Last week, ASUAF’s new Vice-President Jay Leonard sent an e-mail to subscribers of the ASUAF list-serve asking that senators and cabinet members provide him with their e-mail addresses. Leonard didn’t provide any explanation in his message except that he wanted to create his own e-mail list rather than using the list-serve. The list-serve is semi-public; subscription requires approval from the moderator, but is open to non-members of ASUAF, so it has been an easy way for students (and reporters) to stay on top of ASUAF action (and, sometimes, inaction and drama).

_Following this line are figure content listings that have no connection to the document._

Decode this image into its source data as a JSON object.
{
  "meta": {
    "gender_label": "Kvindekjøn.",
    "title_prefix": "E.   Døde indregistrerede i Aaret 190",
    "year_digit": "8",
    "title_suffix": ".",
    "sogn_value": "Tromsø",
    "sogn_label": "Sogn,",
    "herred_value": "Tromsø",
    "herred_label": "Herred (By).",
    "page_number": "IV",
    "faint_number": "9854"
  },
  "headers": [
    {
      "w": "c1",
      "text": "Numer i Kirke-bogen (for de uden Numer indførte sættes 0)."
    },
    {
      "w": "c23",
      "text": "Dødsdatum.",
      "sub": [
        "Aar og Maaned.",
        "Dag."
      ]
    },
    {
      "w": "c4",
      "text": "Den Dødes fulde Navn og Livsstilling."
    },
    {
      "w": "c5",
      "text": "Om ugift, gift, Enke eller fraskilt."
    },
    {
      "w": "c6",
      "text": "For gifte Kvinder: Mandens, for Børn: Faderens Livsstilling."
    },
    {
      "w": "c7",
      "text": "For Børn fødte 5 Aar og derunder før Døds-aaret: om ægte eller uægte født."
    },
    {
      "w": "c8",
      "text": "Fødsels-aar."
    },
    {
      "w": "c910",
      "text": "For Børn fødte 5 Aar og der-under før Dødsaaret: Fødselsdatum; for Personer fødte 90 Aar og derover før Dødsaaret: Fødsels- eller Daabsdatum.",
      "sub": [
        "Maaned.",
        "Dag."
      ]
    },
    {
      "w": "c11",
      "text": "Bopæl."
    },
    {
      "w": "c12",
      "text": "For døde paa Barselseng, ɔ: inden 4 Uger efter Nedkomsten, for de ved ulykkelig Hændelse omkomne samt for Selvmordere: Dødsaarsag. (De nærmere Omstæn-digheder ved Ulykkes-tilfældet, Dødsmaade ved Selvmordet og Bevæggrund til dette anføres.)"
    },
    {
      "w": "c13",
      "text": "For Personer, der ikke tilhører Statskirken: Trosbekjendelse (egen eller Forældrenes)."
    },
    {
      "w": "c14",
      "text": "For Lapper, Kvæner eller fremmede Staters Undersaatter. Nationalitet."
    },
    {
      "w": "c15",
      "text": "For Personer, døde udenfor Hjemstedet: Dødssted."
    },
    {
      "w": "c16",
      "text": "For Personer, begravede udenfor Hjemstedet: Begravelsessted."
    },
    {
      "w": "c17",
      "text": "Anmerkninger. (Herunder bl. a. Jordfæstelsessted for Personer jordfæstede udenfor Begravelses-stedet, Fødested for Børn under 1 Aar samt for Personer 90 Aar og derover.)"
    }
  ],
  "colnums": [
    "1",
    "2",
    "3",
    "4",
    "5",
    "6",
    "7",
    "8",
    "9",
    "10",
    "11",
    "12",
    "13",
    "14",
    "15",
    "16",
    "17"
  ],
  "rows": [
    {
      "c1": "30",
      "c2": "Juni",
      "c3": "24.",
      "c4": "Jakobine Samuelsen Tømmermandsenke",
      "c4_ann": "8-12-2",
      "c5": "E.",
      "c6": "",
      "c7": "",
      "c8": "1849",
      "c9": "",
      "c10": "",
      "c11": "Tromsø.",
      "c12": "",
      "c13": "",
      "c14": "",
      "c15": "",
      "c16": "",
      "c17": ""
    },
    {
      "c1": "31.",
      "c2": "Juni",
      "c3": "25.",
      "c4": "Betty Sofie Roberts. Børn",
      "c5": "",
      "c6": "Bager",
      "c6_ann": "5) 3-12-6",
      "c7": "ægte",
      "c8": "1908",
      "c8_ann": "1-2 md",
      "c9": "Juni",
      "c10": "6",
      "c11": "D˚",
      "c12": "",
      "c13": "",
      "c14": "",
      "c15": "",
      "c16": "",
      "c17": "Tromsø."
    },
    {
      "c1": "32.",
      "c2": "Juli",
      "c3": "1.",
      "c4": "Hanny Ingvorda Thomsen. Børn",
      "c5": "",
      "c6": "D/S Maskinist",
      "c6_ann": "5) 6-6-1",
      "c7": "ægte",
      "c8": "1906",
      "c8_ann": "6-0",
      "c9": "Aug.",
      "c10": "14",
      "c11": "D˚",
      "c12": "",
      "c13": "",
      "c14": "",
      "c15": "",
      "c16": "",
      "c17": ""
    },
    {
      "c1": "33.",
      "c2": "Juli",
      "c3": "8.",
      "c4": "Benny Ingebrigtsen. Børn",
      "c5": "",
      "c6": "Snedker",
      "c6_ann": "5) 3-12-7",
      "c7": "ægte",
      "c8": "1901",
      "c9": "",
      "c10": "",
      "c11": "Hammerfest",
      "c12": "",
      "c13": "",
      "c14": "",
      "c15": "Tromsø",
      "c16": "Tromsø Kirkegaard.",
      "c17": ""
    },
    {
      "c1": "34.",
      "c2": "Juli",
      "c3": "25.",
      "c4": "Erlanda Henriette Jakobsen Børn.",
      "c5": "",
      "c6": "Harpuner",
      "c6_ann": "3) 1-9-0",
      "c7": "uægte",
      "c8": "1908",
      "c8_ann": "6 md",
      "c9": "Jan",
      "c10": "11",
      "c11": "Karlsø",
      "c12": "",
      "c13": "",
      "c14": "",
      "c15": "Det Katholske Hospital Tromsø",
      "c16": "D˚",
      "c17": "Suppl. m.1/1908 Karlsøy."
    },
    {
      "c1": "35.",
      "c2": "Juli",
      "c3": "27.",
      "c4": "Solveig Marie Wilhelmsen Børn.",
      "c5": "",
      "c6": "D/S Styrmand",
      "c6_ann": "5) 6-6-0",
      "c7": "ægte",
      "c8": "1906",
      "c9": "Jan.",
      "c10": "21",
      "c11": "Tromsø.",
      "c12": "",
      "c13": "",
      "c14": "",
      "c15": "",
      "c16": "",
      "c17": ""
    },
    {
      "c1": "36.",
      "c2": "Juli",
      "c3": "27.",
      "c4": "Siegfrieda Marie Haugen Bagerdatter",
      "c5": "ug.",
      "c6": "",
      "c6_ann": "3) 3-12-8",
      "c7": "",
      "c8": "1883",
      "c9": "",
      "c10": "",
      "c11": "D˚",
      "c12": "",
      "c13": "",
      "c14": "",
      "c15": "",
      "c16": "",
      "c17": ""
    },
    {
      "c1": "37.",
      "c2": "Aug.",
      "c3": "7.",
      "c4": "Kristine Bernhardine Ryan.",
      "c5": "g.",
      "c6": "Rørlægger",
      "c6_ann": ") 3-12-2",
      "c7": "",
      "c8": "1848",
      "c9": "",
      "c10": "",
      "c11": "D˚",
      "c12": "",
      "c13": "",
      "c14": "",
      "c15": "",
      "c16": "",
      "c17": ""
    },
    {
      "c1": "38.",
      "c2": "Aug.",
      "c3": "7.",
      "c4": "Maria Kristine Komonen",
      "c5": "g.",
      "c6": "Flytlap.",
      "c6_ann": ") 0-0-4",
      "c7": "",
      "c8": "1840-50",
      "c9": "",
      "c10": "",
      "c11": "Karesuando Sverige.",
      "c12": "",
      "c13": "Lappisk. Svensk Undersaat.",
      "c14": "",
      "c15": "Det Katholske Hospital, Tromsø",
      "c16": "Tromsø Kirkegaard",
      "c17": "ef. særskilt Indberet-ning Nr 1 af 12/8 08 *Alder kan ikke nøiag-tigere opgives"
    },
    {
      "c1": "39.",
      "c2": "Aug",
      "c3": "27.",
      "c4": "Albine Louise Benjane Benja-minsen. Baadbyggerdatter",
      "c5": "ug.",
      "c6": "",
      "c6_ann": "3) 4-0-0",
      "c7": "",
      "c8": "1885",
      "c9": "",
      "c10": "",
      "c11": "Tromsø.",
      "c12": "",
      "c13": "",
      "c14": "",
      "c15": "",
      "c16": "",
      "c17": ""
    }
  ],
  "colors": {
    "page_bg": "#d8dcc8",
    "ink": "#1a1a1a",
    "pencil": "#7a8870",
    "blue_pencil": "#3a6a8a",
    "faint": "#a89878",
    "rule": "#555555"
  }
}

Messages on the ASUAF list-serve frequently find their way into The Sun Star, whether it is a note about an appointment being filled, legislation to lobby for scholarships, or another action that affects students. If Leonard is moving discussion to a private list that the press and public don’t have access to, how much information are we going to lose?
Public notice of meetings is required by law and, legal or not, the public has the right to know what the government is doing, whether that government is federal or student. Public notice will probably still be sent out via the list-serve. Beyond that, your guess is as good as mine. Leonard’s message didn’t shed any light on what he plans to e-mail the new list about, so I don’t know what else we’ll still have access to. I hope the only information lost will be trivial debates and drama. But if the discussion and notification that once happened on the list-serve is moved to a private list, students will lose a major source of information about their elected officials.
At the end of his message, Leonard mentioned that he would send a copy of his resume out via his new e-mail list so that people could see it before his confirmation hearing. While there might not be a legal requirement that the constituents he’s going to serve are able to see it, wouldn’t it be nice if we could? As it stands now, the only thing we know from his list-serve message was listed at the end of his message as a signature: his degrees (a Bachelor of Science in Mathematics and a Bachelor of Arts in Philosophy) and his class standing (senior).
That isn’t much for the rest of us to go by. Hopefully as the semester plays out, Leonard will allow the public to see the process by which he governs. It isn’t warranted yet, but if communication moves to elusive private venues, the recently departed student body president won’t be the only person connected to ASUAF that gets compared to Sarah Palin.